Later that day someone grabs my backpack and runs directly past the Library de Montessuey. After stealing all my cash he drops the bag on the street and runs away. I recover it and walk back to the library, panting.
“Whoa, did that guy just steal your bag?” asks the security guard from his seat outside the doors.
“Yup,” I respond. “Thanks for asking.”
I check my phone and see twenty unopened emails from the SGA in my inbox, all sweaty with good intentions. I assume that the SGA is a valuable resource to the student body. Every Fall they organize extensive welcoming events for the new students, they decide how to use the student budget, and most importantly they represent the students. I’m not sure what exactly my representatives are doing in my interests. Honestly, I’m not sure who they are, but I am made aware of each gala and event we have on campus.
Each event will inevitably benefit a charity, which is admirable. Even in a university, where the majority of attendees have to budget carefully to buy groceries, students are still asked to give. I hope extensive critical thought was put into the causes they promote because it’s easy to achieve a veneer of worthiness by allying with a random charitable organization. Suddenly the sloppiest, most hastily put together events are respectable and safe from criticism. That being said, I’m certain our representatives aren’t just throwing together events at the last minute to pad out the calendar and make us look appealing to the parents of future applicants and donors. Of course, that would be a useful outcome for the administration of the school. People usually have to pay for that kind of publicity, and here they are, doing it for free.
Many people believe a university campus is a place of strongly held, fiery opinion and debate. While our school’s most well-funded clubs don’t necessarily subscribe to that view, they certainly can put together a fun party. Tonight they’re throwing some kind of charitable event. That’s nice. You carefully bring it up to a friend. They inform you that all charities are an arm of the capitalist system that simply papers over injustice, and supporting them is an act of moral and intellectual cowardice. You quickly nod while privately thinking to yourself that if anyone is a charity case it’s you goddammit. Someone else mentions cognitive dissonance. You nod. Another person you hadn’t even noticed before mentions Marxism. You nod again. You may be nodding too much. You mix it up with an “hmm.” You’d better start to have strong opinions about something, soon, or you won’t fit in with your friend group.

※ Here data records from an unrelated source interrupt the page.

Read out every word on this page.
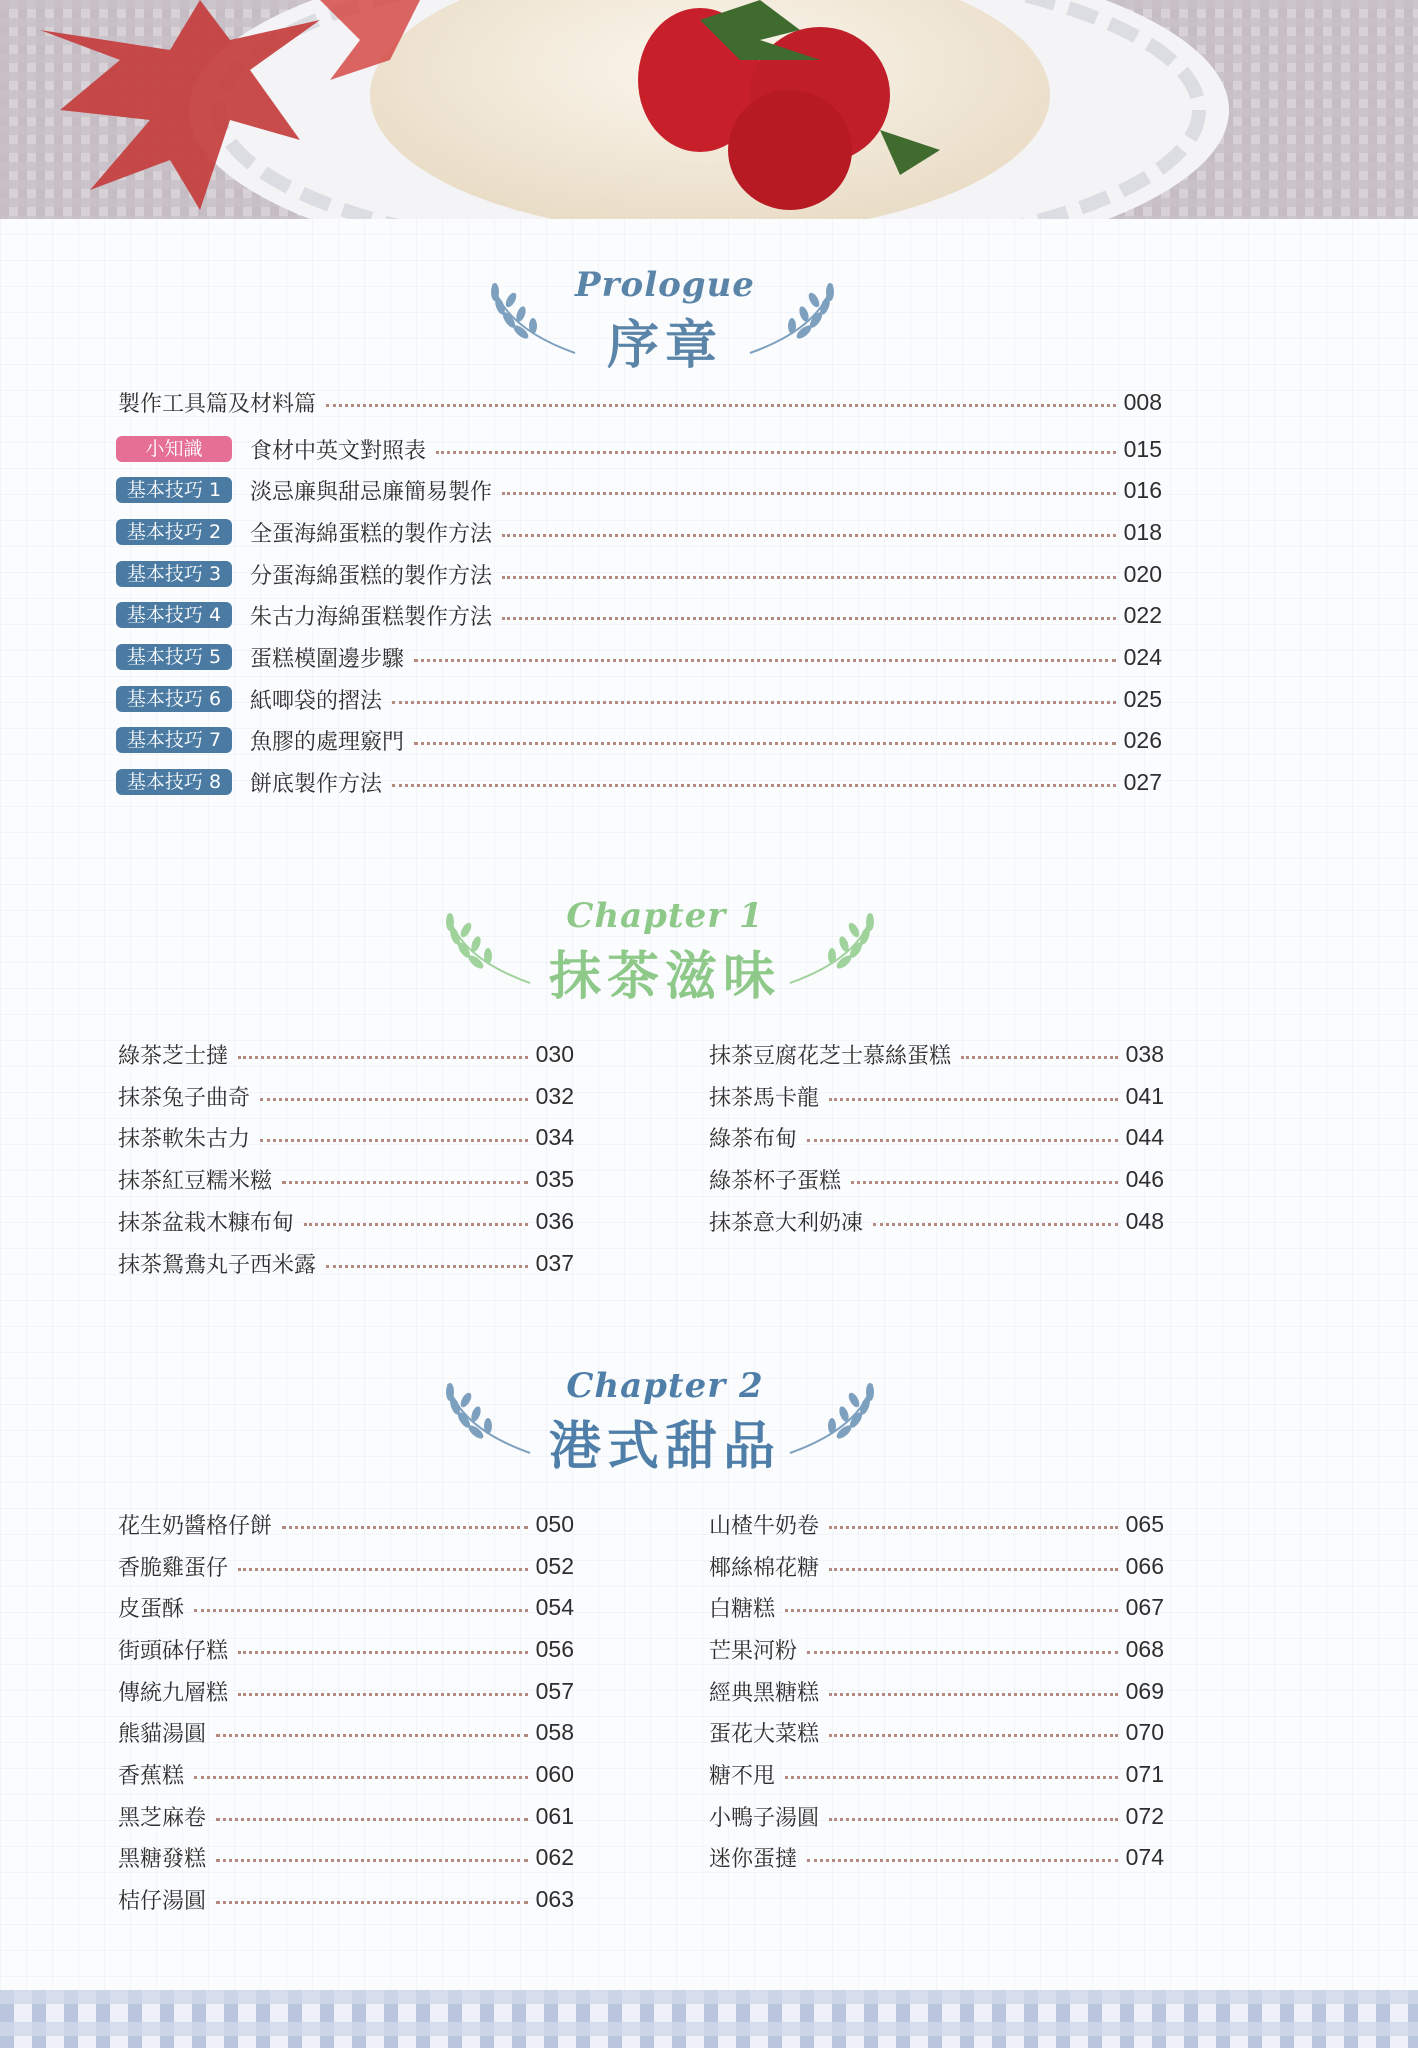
Prologue
序章
製作工具篇及材料篇	008
小知識	食材中英文對照表	015
基本技巧 1	淡忌廉與甜忌廉簡易製作	016
基本技巧 2	全蛋海綿蛋糕的製作方法	018
基本技巧 3	分蛋海綿蛋糕的製作方法	020
基本技巧 4	朱古力海綿蛋糕製作方法	022
基本技巧 5	蛋糕模圍邊步驟	024
基本技巧 6	紙唧袋的摺法	025
基本技巧 7	魚膠的處理竅門	026
基本技巧 8	餅底製作方法	027
Chapter 1
抹茶滋味
綠茶芝士撻	030
抹茶兔子曲奇	032
抹茶軟朱古力	034
抹茶紅豆糯米糍	035
抹茶盆栽木糠布甸	036
抹茶鴛鴦丸子西米露	037
抹茶豆腐花芝士慕絲蛋糕	038
抹茶馬卡龍	041
綠茶布甸	044
綠茶杯子蛋糕	046
抹茶意大利奶凍	048
Chapter 2
港式甜品
花生奶醬格仔餅	050
香脆雞蛋仔	052
皮蛋酥	054
街頭砵仔糕	056
傳統九層糕	057
熊貓湯圓	058
香蕉糕	060
黑芝麻卷	061
黑糖發糕	062
桔仔湯圓	063
山楂牛奶卷	065
椰絲棉花糖	066
白糖糕	067
芒果河粉	068
經典黑糖糕	069
蛋花大菜糕	070
糖不甩	071
小鴨子湯圓	072
迷你蛋撻	074
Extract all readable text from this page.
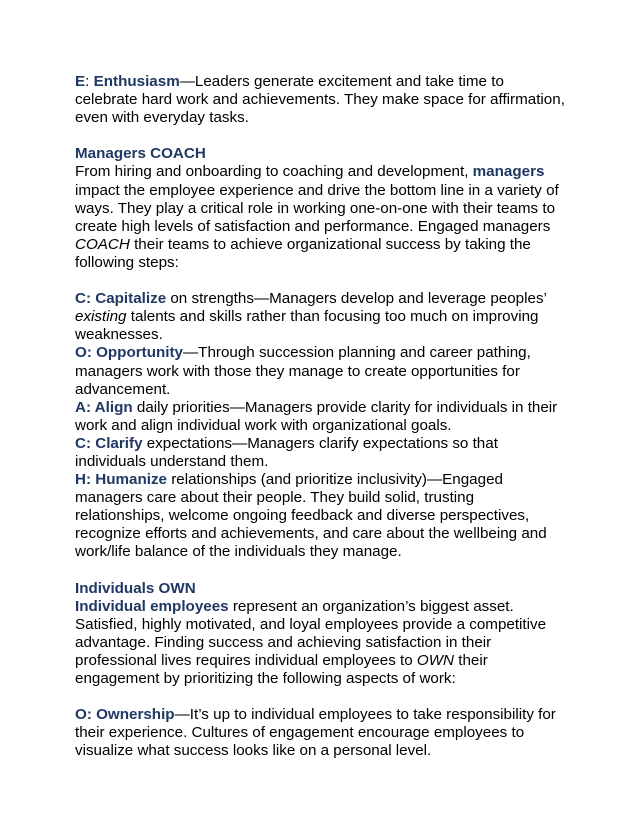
E: Enthusiasm—Leaders generate excitement and take time to celebrate hard work and achievements. They make space for affirmation, even with everyday tasks.

Managers COACH

From hiring and onboarding to coaching and development, managers impact the employee experience and drive the bottom line in a variety of ways. They play a critical role in working one-on-one with their teams to create high levels of satisfaction and performance. Engaged managers COACH their teams to achieve organizational success by taking the following steps:

C: Capitalize on strengths—Managers develop and leverage peoples’ existing talents and skills rather than focusing too much on improving weaknesses.

O: Opportunity—Through succession planning and career pathing, managers work with those they manage to create opportunities for advancement.

A: Align daily priorities—Managers provide clarity for individuals in their work and align individual work with organizational goals.

C: Clarify expectations—Managers clarify expectations so that individuals understand them.

H: Humanize relationships (and prioritize inclusivity)—Engaged managers care about their people. They build solid, trusting relationships, welcome ongoing feedback and diverse perspectives, recognize efforts and achievements, and care about the wellbeing and work/life balance of the individuals they manage.

Individuals OWN

Individual employees represent an organization’s biggest asset. Satisfied, highly motivated, and loyal employees provide a competitive advantage. Finding success and achieving satisfaction in their professional lives requires individual employees to OWN their engagement by prioritizing the following aspects of work:

O: Ownership—It’s up to individual employees to take responsibility for their experience. Cultures of engagement encourage employees to visualize what success looks like on a personal level.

The events and media that our student-journalists so diligently create is a glossy magazine-photoshopped image of AUP that any of us would be proud to show our parents, our pastors, any figure of traditional authority. The administration of our school, who are so deeply involved in the running of the SGA, must be proud that the message and politics of their closely supervised pet projects so tightly align with the marketing message of the school. Each article with an entirely uncontroversial title, a capsule of Buzzfeed-lite infotainment. In fact, the content made by SGA is so inoffensive that they would be perfect for a PR campaign designed to sell AUP as a school full of Gucci wearing, Perrier-drinking, woke models of boyhood and girlhood who drop a few hundred each semester on charitable causes. For God’s sake, even our drugs are boring. We’re all taking study-enhancing steroids while eating brunch, funding fashion shows and sucking dick. Metaphorically of course.
Or is there nothing interesting to say anyway? Nothing to criticize, no suspect hiring policies, no predatory staff members, no misuse of school funds. Maybe there are no weirdos to stare at or angry revolutionaries to argue with. Maybe we are the perfect school.